Закон Моисея (Хармон) - страница 67

«Через речку, через лес, бабуля померла. Но полиция приехала и меня спасла. От сраного белого села».

Наверное, было жестоко вот так писать о бабушке. Но они не имели никакого права расспрашивать меня о Пиби. Так что я держал все воспоминания о ней при себе. Если придется вести себя как сволочь, чтобы они отстали, то так тому и быть.

Она единственный человек, который преданно и неизменно оставался в моей жизни. Единственный. А теперь ее нет. И я не смог ее найти. Она не ждала меня с остальными на другом берегу, чтобы я дал им пройти, и я не знал, что думать по этому поводу. Впервые за все время Пиби покинула меня.

Карандаши, которые мне дали для заполнения дневника, были длиной всего пару сантиметров, я едва мог зажать их между указательным и большим пальцами. Наверное, это для того, чтобы я не мог использовать их как оружие против себя или кого-то другого. И еще они были тупыми. После моей попытки шокировать докторов своими неуместными шуточками я перестал писать, но на третий день не выдержал и начал рисовать на стенах. Израсходовав все карандаши, я сел на матрас в углу и стал ждать.

Наступило время ужина, и, как по сигналу, ко мне пришел санитар по имени Чез – крупный черный мужчина с намеком на ямайский акцент. Предположительно, его приставили ко мне, потому что он был рослее и чернее меня. Так безопаснее. Всегда назначайте черного к другому черному. Типичный образ мышления белых. Особенно в Юте, где на тысячу белых приходился лишь один черный. Ну или где-то около того. Честно говоря, я понятия не имел, сколько чернокожих жило в Юте. Знал только, что мало.

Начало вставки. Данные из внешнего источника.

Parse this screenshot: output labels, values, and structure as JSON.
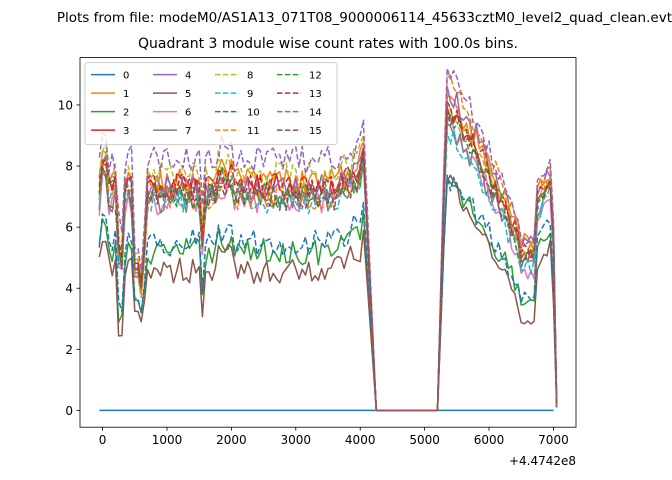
{
  "figure": {
    "suptitle": "Plots from file: modeM0/AS1A13_071T08_9000006114_45633cztM0_level2_quad_clean.evt",
    "title": "Quadrant 3 module wise count rates with 100.0s bins."
  },
  "chart_data": {
    "type": "line",
    "title": "Quadrant 3 module wise count rates with 100.0s bins.",
    "xlabel": "",
    "ylabel": "",
    "x_offset_label": "+4.4742e8",
    "xlim": [
      -350,
      7350
    ],
    "ylim": [
      -0.55,
      11.55
    ],
    "xticks": [
      0,
      1000,
      2000,
      3000,
      4000,
      5000,
      6000,
      7000
    ],
    "xtick_labels": [
      "0",
      "1000",
      "2000",
      "3000",
      "4000",
      "5000",
      "6000",
      "7000"
    ],
    "yticks": [
      0,
      2,
      4,
      6,
      8,
      10
    ],
    "ytick_labels": [
      "0",
      "2",
      "4",
      "6",
      "8",
      "10"
    ],
    "grid": false,
    "legend_position": "upper-left",
    "legend_columns": 4,
    "gap_x": [
      4200,
      5200
    ],
    "series": [
      {
        "name": "0",
        "color": "#1f77b4",
        "dash": "solid"
      },
      {
        "name": "1",
        "color": "#ff7f0e",
        "dash": "solid"
      },
      {
        "name": "2",
        "color": "#2ca02c",
        "dash": "solid"
      },
      {
        "name": "3",
        "color": "#d62728",
        "dash": "solid"
      },
      {
        "name": "4",
        "color": "#9467bd",
        "dash": "solid"
      },
      {
        "name": "5",
        "color": "#8c564b",
        "dash": "solid"
      },
      {
        "name": "6",
        "color": "#e377c2",
        "dash": "solid"
      },
      {
        "name": "7",
        "color": "#7f7f7f",
        "dash": "solid"
      },
      {
        "name": "8",
        "color": "#bcbd22",
        "dash": "dashed"
      },
      {
        "name": "9",
        "color": "#17becf",
        "dash": "dashed"
      },
      {
        "name": "10",
        "color": "#1f77b4",
        "dash": "dashed"
      },
      {
        "name": "11",
        "color": "#ff7f0e",
        "dash": "dashed"
      },
      {
        "name": "12",
        "color": "#2ca02c",
        "dash": "dashed"
      },
      {
        "name": "13",
        "color": "#d62728",
        "dash": "dashed"
      },
      {
        "name": "14",
        "color": "#9467bd",
        "dash": "dashed"
      },
      {
        "name": "15",
        "color": "#8c564b",
        "dash": "dashed"
      }
    ]
  }
}
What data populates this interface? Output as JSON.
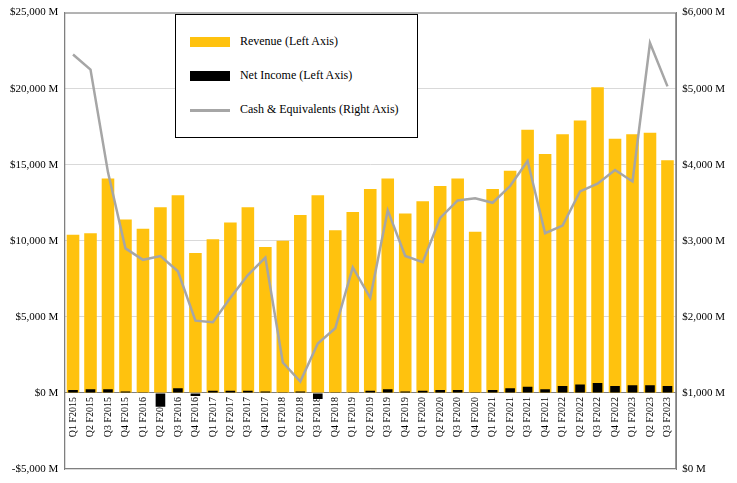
{
  "chart_data": {
    "type": "bar",
    "categories": [
      "Q1 F2015",
      "Q2 F2015",
      "Q3 F2015",
      "Q4 F2015",
      "Q1 F2016",
      "Q2 F2016",
      "Q3 F2016",
      "Q4 F2016",
      "Q1 F2017",
      "Q2 F2017",
      "Q3 F2017",
      "Q4 F2017",
      "Q1 F2018",
      "Q2 F2018",
      "Q3 F2018",
      "Q4 F2018",
      "Q1 F2019",
      "Q2 F2019",
      "Q3 F2019",
      "Q4 F2019",
      "Q1 F2020",
      "Q2 F2020",
      "Q3 F2020",
      "Q4 F2020",
      "Q1 F2021",
      "Q2 F2021",
      "Q3 F2021",
      "Q4 F2021",
      "Q1 F2022",
      "Q2 F2022",
      "Q3 F2022",
      "Q4 F2022",
      "Q1 F2023",
      "Q2 F2023",
      "Q3 F2023"
    ],
    "series": [
      {
        "name": "Revenue (Left Axis)",
        "color": "#ffc20e",
        "values": [
          10400,
          10500,
          14100,
          11400,
          10800,
          12200,
          13000,
          9200,
          10100,
          11200,
          12200,
          9600,
          10000,
          11700,
          13000,
          10700,
          11900,
          13400,
          14100,
          11800,
          12600,
          13600,
          14100,
          10600,
          13400,
          14600,
          17300,
          15700,
          17000,
          17900,
          20100,
          16700,
          17000,
          17100,
          15300
        ]
      },
      {
        "name": "Net Income (Left Axis)",
        "color": "#000000",
        "values": [
          200,
          250,
          250,
          100,
          50,
          -900,
          300,
          -200,
          150,
          150,
          150,
          100,
          50,
          100,
          -400,
          50,
          50,
          150,
          250,
          100,
          150,
          200,
          200,
          50,
          200,
          300,
          400,
          250,
          450,
          550,
          650,
          450,
          500,
          500,
          450
        ]
      },
      {
        "name": "Cash & Equivalents (Right Axis)",
        "color": "#a6a6a6",
        "type": "line",
        "axis": "y2",
        "values": [
          5450,
          5250,
          3900,
          2900,
          2750,
          2800,
          2600,
          1950,
          1930,
          2250,
          2550,
          2780,
          1400,
          1150,
          1650,
          1850,
          2650,
          2250,
          3400,
          2800,
          2720,
          3300,
          3530,
          3560,
          3500,
          3720,
          4050,
          3100,
          3200,
          3650,
          3750,
          3930,
          3780,
          5600,
          5030
        ]
      }
    ],
    "ylim": [
      -5000,
      25000
    ],
    "yticks": [
      {
        "value": -5000,
        "label": "-$5,000 M"
      },
      {
        "value": 0,
        "label": "$0 M"
      },
      {
        "value": 5000,
        "label": "$5,000 M"
      },
      {
        "value": 10000,
        "label": "$10,000 M"
      },
      {
        "value": 15000,
        "label": "$15,000 M"
      },
      {
        "value": 20000,
        "label": "$20,000 M"
      },
      {
        "value": 25000,
        "label": "$25,000 M"
      }
    ],
    "y2lim": [
      0,
      6000
    ],
    "y2ticks": [
      {
        "value": 0,
        "label": "$0 M"
      },
      {
        "value": 1000,
        "label": "$1,000 M"
      },
      {
        "value": 2000,
        "label": "$2,000 M"
      },
      {
        "value": 3000,
        "label": "$3,000 M"
      },
      {
        "value": 4000,
        "label": "$4,000 M"
      },
      {
        "value": 5000,
        "label": "$5,000 M"
      },
      {
        "value": 6000,
        "label": "$6,000 M"
      }
    ],
    "grid": true,
    "legend": "upper center"
  }
}
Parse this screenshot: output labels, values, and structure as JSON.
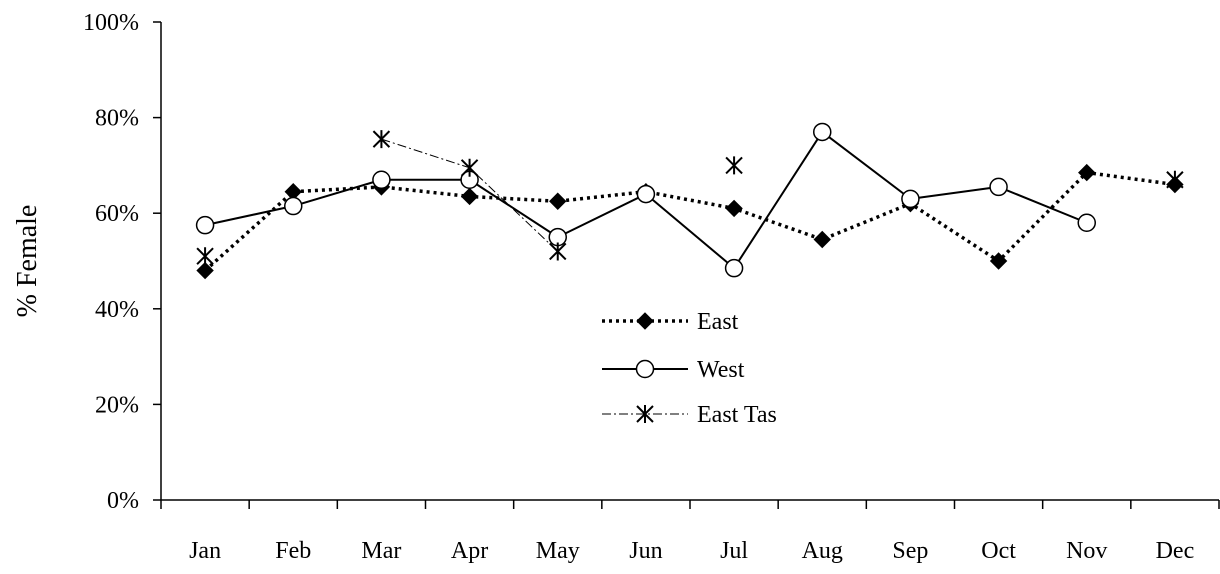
{
  "colors": {
    "ink": "#000000",
    "background": "#ffffff",
    "marker_fill_open": "#ffffff"
  },
  "chart_data": {
    "type": "line",
    "ylabel": "% Female",
    "xlabel": "",
    "ylim": [
      0,
      100
    ],
    "yticks": [
      0,
      20,
      40,
      60,
      80,
      100
    ],
    "ytick_labels": [
      "0%",
      "20%",
      "40%",
      "60%",
      "80%",
      "100%"
    ],
    "categories": [
      "Jan",
      "Feb",
      "Mar",
      "Apr",
      "May",
      "Jun",
      "Jul",
      "Aug",
      "Sep",
      "Oct",
      "Nov",
      "Dec"
    ],
    "grid": false,
    "legend_position": "center",
    "series": [
      {
        "name": "East",
        "line_style": "dotted-thick",
        "marker": "filled-diamond",
        "values": [
          48,
          64.5,
          65.5,
          63.5,
          62.5,
          64.5,
          61,
          54.5,
          62,
          50,
          68.5,
          66
        ]
      },
      {
        "name": "West",
        "line_style": "solid",
        "marker": "open-circle",
        "values": [
          57.5,
          61.5,
          67,
          67,
          55,
          64,
          48.5,
          77,
          63,
          65.5,
          58,
          null
        ]
      },
      {
        "name": "East Tas",
        "line_style": "dash-dot-thin",
        "marker": "asterisk",
        "values": [
          51,
          null,
          75.5,
          69.5,
          52,
          null,
          70,
          null,
          null,
          null,
          null,
          67
        ]
      }
    ]
  }
}
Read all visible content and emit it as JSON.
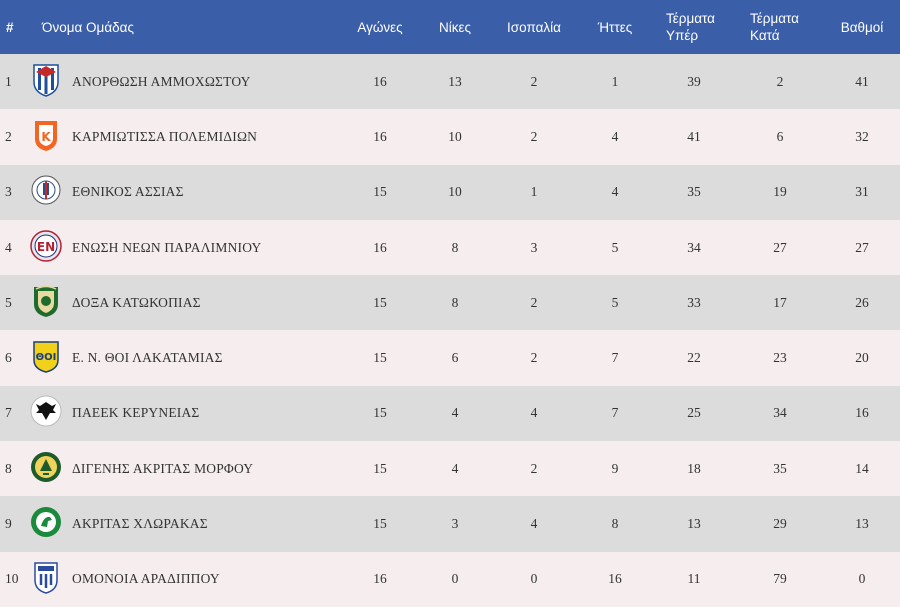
{
  "headers": {
    "num": "#",
    "team": "Όνομα Ομάδας",
    "played": "Αγώνες",
    "wins": "Νίκες",
    "draws": "Ισοπαλία",
    "losses": "Ήττες",
    "goals_for": [
      "Τέρματα",
      "Υπέρ"
    ],
    "goals_against": [
      "Τέρματα",
      "Κατά"
    ],
    "points": "Βαθμοί"
  },
  "rows": [
    {
      "pos": "1",
      "team": "ΑΝΟΡΘΩΣΗ ΑΜΜΟΧΩΣΤΟΥ",
      "played": "16",
      "wins": "13",
      "draws": "2",
      "losses": "1",
      "gf": "39",
      "ga": "2",
      "pts": "41",
      "crest": "anorthosis-crest-icon"
    },
    {
      "pos": "2",
      "team": "ΚΑΡΜΙΩΤΙΣΣΑ ΠΟΛΕΜΙΔΙΩΝ",
      "played": "16",
      "wins": "10",
      "draws": "2",
      "losses": "4",
      "gf": "41",
      "ga": "6",
      "pts": "32",
      "crest": "karmiotissa-crest-icon"
    },
    {
      "pos": "3",
      "team": "ΕΘΝΙΚΟΣ ΑΣΣΙΑΣ",
      "played": "15",
      "wins": "10",
      "draws": "1",
      "losses": "4",
      "gf": "35",
      "ga": "19",
      "pts": "31",
      "crest": "ethnikos-assias-crest-icon"
    },
    {
      "pos": "4",
      "team": "ΕΝΩΣΗ ΝΕΩΝ ΠΑΡΑΛΙΜΝΙΟΥ",
      "played": "16",
      "wins": "8",
      "draws": "3",
      "losses": "5",
      "gf": "34",
      "ga": "27",
      "pts": "27",
      "crest": "enp-crest-icon"
    },
    {
      "pos": "5",
      "team": "ΔΟΞΑ ΚΑΤΩΚΟΠΙΑΣ",
      "played": "15",
      "wins": "8",
      "draws": "2",
      "losses": "5",
      "gf": "33",
      "ga": "17",
      "pts": "26",
      "crest": "doxa-crest-icon"
    },
    {
      "pos": "6",
      "team": "Ε. Ν. ΘΟΙ ΛΑΚΑΤΑΜΙΑΣ",
      "played": "15",
      "wins": "6",
      "draws": "2",
      "losses": "7",
      "gf": "22",
      "ga": "23",
      "pts": "20",
      "crest": "thoi-crest-icon"
    },
    {
      "pos": "7",
      "team": "ΠΑΕΕΚ ΚΕΡΥΝΕΙΑΣ",
      "played": "15",
      "wins": "4",
      "draws": "4",
      "losses": "7",
      "gf": "25",
      "ga": "34",
      "pts": "16",
      "crest": "paeek-crest-icon"
    },
    {
      "pos": "8",
      "team": "ΔΙΓΕΝΗΣ ΑΚΡΙΤΑΣ ΜΟΡΦΟΥ",
      "played": "15",
      "wins": "4",
      "draws": "2",
      "losses": "9",
      "gf": "18",
      "ga": "35",
      "pts": "14",
      "crest": "digenis-crest-icon"
    },
    {
      "pos": "9",
      "team": "ΑΚΡΙΤΑΣ ΧΛΩΡΑΚΑΣ",
      "played": "15",
      "wins": "3",
      "draws": "4",
      "losses": "8",
      "gf": "13",
      "ga": "29",
      "pts": "13",
      "crest": "akritas-crest-icon"
    },
    {
      "pos": "10",
      "team": "ΟΜΟΝΟΙΑ ΑΡΑΔΙΠΠΟΥ",
      "played": "16",
      "wins": "0",
      "draws": "0",
      "losses": "16",
      "gf": "11",
      "ga": "79",
      "pts": "0",
      "crest": "omonoia-aradippou-crest-icon"
    }
  ],
  "colors": {
    "header_bg": "#3a5ea8",
    "row_odd": "#dcdcdc",
    "row_even": "#f6eeee"
  }
}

Чез оторопело замер, и мой поднос с ужином рухнул на пол.

Джорджия

Моисея отправили в медицинский центр, находившийся очень далеко отсюда. От Левана до Солт-Лейк-Сити было два часа езды. Моисея и его прабабушку увезли в одной машине «скорой помощи», и я боялась за его рассудок, но затем осознала, что он не замечал ничего вокруг. Полицейские сказали, что он сопротивлялся. Понадобилось трое мужчин, чтобы обезвредить его. И ему вкололи транквилизатор.

До меня доносились такие слова, как «сумасшедший», «псих», «убийца». Да, даже такое. И Моисея забрали.

Все только и говорили о том, что он убил свою бабушку, съел кусочек праздничного пирога и разрисовал дом. Но даже будучи напуганной – от того, чему я стала свидетелем, от того, чего я не понимала, – я в это не верила.

Полиция провела полное расследование по факту ее гибели, но передо мной никто не отчитывался.

Моисей не смог прийти на похороны Кэтлин. Зато смогли ее родственники и, сидя на скамье в леванской церкви, рыдали так, будто сами убили ее. Не было ни воспеваний, ни празднования достойно прожитой жизни, хоть Кэтлин Райт этого и заслуживала. Она пережила многих своих друзей, но не всех. На церемонию явился весь город, но со злости я думала лишь об одном: они просто хотели занять места в первом ряду на бесконечной драме под названием «жизнь Моисея Райта». Какая мать, такой и сын – яблоко от яблони. Моисей бы возненавидел это сравнение.